Notez que les registres de transmission des biens immeubles sont permanents. Les auditeurs de l’ARC peuvent y accéder facilement et, dans nombre de cas, il n’y a pas de prescription – notamment parce que votre déclaration comportait une présentation erronée des faits par « négligence ou inattention », ou que vous n’avez pas produit de déclaration de TPS. On sait que l’ARC a pourchassé des constructeurs 10, 15 ou même 20 ans après les faits et a délivré un avis de cotisation d’impôt, de TPS ou TVH, et imposé des pénalités et d’importants montants d’intérêt qui s’étaient accumulés au fil des ans. Si vous êtes dans cette situation, pensez à faire une déclaration volontaire avant que l’ARC frappe à votre porte.

Actions

Dans le cas des actions de sociétés et autres titres, comme des obligations et des parts de fonds communs de placement, l’ARC accepte généralement que la plupart des gens détiennent de telles valeurs à titre d’immobilisations, même lorsqu’il s’agit d’actions de second rang qui sont peu susceptibles de rapporter un dividende à court terme. Cependant, si vous négociez activement, achetez et vendez des actions de façon régulière et ne les détenez que pour de courtes périodes, vous pourriez être considéré comme étant en entreprise, de sorte que vos gains seraient pleinement imposés. (Si vous avez des pertes, ceci sera à votre avantage.)

Vous pouvez éviter cette situation, dans le cas d’actions de sociétés canadiennes, en produisant un « choix visant la disposition de titres canadiens » (paragraphe 39(4) de la LIR), au moyen du formulaire T123, avec votre déclaration de revenus. Une fois que vous avez fait ce choix, tous les titres canadiens que vous détenez sont réputés être des immobilisations, pour toujours. (En d’autres termes, si vous avez des pertes lors de négociations très actives dans une année ultérieure, ces pertes seront des pertes en capital d’utilisation limitée, plutôt que des pertes d’entreprise que vous pouvez déduire d’autres revenus.)

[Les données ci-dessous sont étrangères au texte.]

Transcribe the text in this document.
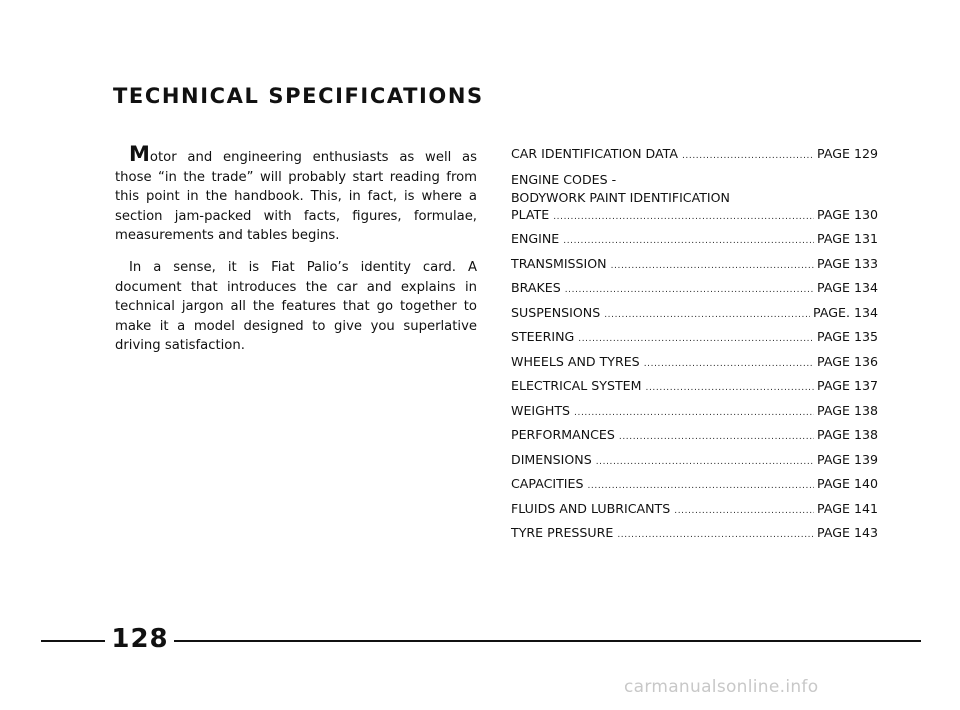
TECHNICAL SPECIFICATIONS

Motor and engineering enthusiasts as well as those “in the trade” will probably start reading from this point in the handbook. This, in fact, is where a section jam-packed with facts, figures, formulae, measurements and tables begins.

In a sense, it is Fiat Palio’s identity card. A document that introduces the car and explains in technical jargon all the features that go together to make it a model designed to give you superlative driving satisfaction.

CAR IDENTIFICATION DATA .....	PAGE 129
ENGINE CODES -
BODYWORK PAINT IDENTIFICATION
PLATE .....	PAGE 130
ENGINE .....	PAGE 131
TRANSMISSION .....	PAGE 133
BRAKES .....	PAGE 134
SUSPENSIONS .....	PAGE. 134
STEERING .....	PAGE 135
WHEELS AND TYRES .....	PAGE 136
ELECTRICAL SYSTEM .....	PAGE 137
WEIGHTS .....	PAGE 138
PERFORMANCES .....	PAGE 138
DIMENSIONS .....	PAGE 139
CAPACITIES .....	PAGE 140
FLUIDS AND LUBRICANTS .....	PAGE 141
TYRE PRESSURE .....	PAGE 143
128
carmanualsonline.info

Le choix visant la disposition de titres canadiens ne s’applique pas à toutes les actions canadiennes. Une exclusion est prévue pour les « titres prescrits », énumérés à l’article 6200 du Règlement de l’impôt sur le revenu. Ces titres comprennent :

  • les actions d’une société privée dont la valeur est principalement attribuable à un bien immobilier ou un avoir minier
  • une créance sur une personne ou une société avec laquelle vous avez (ou aviez) un lien de dépendance
  • des actions ou des titres de créance acquis d’une personne avec laquelle vous aviez un lien de dépendance (ce qui comprendrait des actions dont vous avez hérité d’un membre de votre famille)
  • des actions relatives à l’exploration et à l’aménagement
  • des actions ou des créances acquises en remplacement de l’un des titres ci-dessus.